The tinkering bent brings with it a constellation of related interests. The science fair experiment in progress at our house involves an investigation into air pressure via a homemade potato cannon. We sampled the invention camp sponsored by the National Inventors Hall of Fame, and that was fine, but we’re migrating back to a camp with a more unstructured, self-directed Maker Faire ethic—Parts and Crafts, based in NYC and Boston. There is just a little whiff of void-the-warranty anarchy that we like.

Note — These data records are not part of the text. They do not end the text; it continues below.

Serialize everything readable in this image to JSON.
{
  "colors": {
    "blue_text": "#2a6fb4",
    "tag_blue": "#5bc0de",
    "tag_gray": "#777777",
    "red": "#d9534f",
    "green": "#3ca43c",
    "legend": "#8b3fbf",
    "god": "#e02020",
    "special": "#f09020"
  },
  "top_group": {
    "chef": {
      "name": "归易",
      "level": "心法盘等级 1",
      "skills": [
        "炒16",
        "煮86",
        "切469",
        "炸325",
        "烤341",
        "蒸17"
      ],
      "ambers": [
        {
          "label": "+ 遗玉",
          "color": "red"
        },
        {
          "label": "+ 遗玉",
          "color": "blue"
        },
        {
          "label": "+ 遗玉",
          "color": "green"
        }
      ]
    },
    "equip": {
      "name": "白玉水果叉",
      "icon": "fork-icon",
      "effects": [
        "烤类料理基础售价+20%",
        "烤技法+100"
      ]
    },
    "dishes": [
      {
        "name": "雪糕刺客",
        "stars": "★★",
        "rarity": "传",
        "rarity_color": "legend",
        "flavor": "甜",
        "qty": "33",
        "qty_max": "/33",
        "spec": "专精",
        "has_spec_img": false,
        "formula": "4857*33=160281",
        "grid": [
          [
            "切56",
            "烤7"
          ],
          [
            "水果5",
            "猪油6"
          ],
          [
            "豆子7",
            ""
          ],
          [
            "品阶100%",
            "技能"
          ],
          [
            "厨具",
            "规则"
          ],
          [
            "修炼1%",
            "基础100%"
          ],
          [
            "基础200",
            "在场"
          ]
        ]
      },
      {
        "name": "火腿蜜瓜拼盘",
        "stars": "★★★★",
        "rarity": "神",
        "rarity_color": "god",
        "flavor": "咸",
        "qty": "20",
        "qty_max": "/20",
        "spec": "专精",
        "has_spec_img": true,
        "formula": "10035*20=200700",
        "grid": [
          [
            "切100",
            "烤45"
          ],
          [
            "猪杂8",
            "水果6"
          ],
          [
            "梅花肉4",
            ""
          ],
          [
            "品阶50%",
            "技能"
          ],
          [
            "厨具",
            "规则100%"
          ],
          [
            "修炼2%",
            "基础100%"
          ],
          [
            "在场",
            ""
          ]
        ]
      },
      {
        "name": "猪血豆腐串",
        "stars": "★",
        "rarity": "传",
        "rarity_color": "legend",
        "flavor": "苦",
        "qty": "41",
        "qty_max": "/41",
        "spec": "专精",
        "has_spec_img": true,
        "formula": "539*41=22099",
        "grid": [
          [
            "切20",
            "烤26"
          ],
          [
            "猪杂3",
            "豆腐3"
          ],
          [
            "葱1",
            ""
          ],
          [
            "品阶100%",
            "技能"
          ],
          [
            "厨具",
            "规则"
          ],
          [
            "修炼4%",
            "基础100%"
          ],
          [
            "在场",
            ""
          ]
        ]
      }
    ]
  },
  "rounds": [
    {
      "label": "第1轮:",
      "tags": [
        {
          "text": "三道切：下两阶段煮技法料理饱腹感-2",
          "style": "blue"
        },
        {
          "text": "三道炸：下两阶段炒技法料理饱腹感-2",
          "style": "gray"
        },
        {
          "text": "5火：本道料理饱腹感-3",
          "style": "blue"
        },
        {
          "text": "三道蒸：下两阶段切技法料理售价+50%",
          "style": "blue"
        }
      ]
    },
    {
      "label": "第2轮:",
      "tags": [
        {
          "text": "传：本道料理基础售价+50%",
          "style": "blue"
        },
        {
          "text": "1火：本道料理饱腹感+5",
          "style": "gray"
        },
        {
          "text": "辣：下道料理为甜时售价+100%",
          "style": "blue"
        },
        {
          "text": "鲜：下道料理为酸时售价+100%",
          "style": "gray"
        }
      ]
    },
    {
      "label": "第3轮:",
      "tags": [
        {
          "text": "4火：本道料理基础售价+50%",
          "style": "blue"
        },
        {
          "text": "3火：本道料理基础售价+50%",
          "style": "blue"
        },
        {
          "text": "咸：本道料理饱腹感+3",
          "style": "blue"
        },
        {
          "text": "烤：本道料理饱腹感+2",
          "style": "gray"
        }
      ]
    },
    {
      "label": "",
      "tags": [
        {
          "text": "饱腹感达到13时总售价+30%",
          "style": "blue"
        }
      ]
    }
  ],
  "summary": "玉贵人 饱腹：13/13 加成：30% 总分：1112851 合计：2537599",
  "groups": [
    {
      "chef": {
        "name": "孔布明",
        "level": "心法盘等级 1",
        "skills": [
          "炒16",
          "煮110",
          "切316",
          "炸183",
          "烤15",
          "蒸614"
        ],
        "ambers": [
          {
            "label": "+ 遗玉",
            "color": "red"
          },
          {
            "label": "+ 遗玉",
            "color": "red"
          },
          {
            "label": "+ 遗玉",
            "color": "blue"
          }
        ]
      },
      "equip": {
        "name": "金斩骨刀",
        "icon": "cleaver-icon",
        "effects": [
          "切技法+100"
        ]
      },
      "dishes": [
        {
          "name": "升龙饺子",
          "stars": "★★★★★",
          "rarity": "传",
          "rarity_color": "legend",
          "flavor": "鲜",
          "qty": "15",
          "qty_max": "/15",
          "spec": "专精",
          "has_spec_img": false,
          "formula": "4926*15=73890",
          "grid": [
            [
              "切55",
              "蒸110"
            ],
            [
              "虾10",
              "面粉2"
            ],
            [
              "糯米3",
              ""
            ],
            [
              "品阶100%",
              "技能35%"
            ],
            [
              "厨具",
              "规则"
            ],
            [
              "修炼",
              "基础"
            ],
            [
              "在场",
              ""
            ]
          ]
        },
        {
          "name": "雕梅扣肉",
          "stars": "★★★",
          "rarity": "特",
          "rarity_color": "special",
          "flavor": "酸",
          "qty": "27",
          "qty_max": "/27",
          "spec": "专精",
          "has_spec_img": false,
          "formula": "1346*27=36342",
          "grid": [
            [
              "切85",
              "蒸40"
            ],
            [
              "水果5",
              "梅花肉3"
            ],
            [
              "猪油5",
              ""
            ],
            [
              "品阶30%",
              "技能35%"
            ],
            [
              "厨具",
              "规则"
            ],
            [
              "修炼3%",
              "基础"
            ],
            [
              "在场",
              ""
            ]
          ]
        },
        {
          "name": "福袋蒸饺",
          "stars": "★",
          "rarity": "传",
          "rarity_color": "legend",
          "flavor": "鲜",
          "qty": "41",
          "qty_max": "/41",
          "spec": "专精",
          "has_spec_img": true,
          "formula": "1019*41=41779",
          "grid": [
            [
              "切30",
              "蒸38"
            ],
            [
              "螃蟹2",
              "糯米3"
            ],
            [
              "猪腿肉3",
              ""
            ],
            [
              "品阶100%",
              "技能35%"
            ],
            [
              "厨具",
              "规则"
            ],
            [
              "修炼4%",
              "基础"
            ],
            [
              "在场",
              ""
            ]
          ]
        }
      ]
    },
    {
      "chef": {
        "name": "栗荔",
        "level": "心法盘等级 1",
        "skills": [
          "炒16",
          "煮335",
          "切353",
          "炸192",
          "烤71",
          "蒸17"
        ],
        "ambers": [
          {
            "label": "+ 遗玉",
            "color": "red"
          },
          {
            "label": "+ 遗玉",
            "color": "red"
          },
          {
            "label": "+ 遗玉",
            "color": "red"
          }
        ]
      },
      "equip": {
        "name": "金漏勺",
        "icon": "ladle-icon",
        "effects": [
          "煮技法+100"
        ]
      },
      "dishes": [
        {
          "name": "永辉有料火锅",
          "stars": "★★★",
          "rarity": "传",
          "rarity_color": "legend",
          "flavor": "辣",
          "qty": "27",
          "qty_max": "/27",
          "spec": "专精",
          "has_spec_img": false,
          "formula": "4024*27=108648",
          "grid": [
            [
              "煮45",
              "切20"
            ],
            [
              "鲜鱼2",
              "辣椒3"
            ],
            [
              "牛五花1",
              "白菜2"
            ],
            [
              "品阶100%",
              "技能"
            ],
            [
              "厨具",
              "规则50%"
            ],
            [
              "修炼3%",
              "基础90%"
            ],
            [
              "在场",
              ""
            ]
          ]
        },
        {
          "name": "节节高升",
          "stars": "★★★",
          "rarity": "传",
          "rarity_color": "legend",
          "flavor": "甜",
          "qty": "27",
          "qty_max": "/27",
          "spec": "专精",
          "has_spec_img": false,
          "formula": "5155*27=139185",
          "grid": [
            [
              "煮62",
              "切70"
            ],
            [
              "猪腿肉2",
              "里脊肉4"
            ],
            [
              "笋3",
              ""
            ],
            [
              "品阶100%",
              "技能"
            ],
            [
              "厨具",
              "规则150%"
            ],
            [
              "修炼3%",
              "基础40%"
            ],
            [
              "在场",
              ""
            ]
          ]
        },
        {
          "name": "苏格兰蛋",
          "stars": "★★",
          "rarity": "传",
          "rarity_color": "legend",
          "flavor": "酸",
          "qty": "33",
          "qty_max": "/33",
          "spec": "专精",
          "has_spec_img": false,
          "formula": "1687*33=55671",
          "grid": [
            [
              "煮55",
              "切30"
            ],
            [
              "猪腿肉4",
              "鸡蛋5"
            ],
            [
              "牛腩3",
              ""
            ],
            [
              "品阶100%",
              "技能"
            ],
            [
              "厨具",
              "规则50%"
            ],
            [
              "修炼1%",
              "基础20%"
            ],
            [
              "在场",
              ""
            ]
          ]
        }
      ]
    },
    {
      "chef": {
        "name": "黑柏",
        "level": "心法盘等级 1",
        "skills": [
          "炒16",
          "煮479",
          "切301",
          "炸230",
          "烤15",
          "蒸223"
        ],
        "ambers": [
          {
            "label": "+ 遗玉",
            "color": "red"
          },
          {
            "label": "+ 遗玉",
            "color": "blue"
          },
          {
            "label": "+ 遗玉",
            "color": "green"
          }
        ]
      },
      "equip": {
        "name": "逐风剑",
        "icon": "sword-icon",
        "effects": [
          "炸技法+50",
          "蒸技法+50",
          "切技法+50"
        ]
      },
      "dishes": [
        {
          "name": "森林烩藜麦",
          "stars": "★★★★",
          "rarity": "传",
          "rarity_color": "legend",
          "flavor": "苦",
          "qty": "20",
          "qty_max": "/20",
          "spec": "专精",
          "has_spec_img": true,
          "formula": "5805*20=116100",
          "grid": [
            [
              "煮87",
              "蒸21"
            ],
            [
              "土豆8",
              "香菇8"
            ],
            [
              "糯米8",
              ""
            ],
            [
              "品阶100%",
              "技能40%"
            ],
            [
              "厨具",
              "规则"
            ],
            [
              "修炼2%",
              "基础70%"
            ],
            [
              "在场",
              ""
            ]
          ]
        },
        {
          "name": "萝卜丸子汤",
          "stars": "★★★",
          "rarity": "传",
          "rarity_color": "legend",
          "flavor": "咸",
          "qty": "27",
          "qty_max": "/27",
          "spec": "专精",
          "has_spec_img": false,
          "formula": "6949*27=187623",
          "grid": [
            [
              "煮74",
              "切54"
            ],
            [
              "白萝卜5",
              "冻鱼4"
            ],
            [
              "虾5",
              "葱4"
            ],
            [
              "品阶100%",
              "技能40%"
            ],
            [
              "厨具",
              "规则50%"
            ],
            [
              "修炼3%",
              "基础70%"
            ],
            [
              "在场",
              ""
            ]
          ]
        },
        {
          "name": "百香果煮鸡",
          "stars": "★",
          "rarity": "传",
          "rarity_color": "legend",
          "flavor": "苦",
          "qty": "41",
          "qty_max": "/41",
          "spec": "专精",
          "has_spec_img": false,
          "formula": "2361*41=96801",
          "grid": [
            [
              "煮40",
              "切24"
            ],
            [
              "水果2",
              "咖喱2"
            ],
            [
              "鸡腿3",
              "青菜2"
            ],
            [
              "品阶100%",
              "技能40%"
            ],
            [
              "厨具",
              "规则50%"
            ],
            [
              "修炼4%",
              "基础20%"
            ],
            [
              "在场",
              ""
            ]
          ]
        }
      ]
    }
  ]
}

So it was with glee that we caught the viral video by OK Go, in which a team of engineers crafted a huge Rube Goldberg machine timed to the verses of “This Too Shall Pass.” Wired has an article about the team that created the video and the video itself up on their site.  The OK Go video was fresh in my mind when I got a call from Shawn Jordan, Perdue grad and Rube Goldberg machine builder extraordinaire and veteran of the National Rube Goldberg Machine Building Contest. I’ll be talking about the Rube Goldberg contest itself more in a later post, but it was in reconnecting with Jordan that I learned about ST∑@M. STEM is used in K-12 education parlance to refer to a constellation of disciplines: Science, Technology, Engineering, and Mathematics. ST∑@M is devoted to the idea that you gain more traction and bring more kids into the circle when you add the A (or @) for Art.
In a March 9 Commentary in Education Week, Joseph Piro of Long Island University wrote urging we not overlook the arts in the push to create a scientifically literate citizenry. He concluded

If American schools are to become a leading force in guaranteeing that the country is well prepared to negotiate the complexities of the future, they must be encouraged to make every student’s education one that is broad and comprehensive. And in meeting this goal, we might take a cue from Albert Einstein. While Einstein’s reputation undoubtedly rests on his scientific contributions, a lesser-known fact about him was his estimable musical ability. This great physicist, theoretician, and STEM-exemplar was known for revering Bach and Mozart, and to have once said: “I know that the most joy in my life has come to me from my violin.”

I will be thinking about the care and feeding of my own steamboy as I hear him practicing violin out in the kitchen, the sheet music secured to our fridge with a magnet.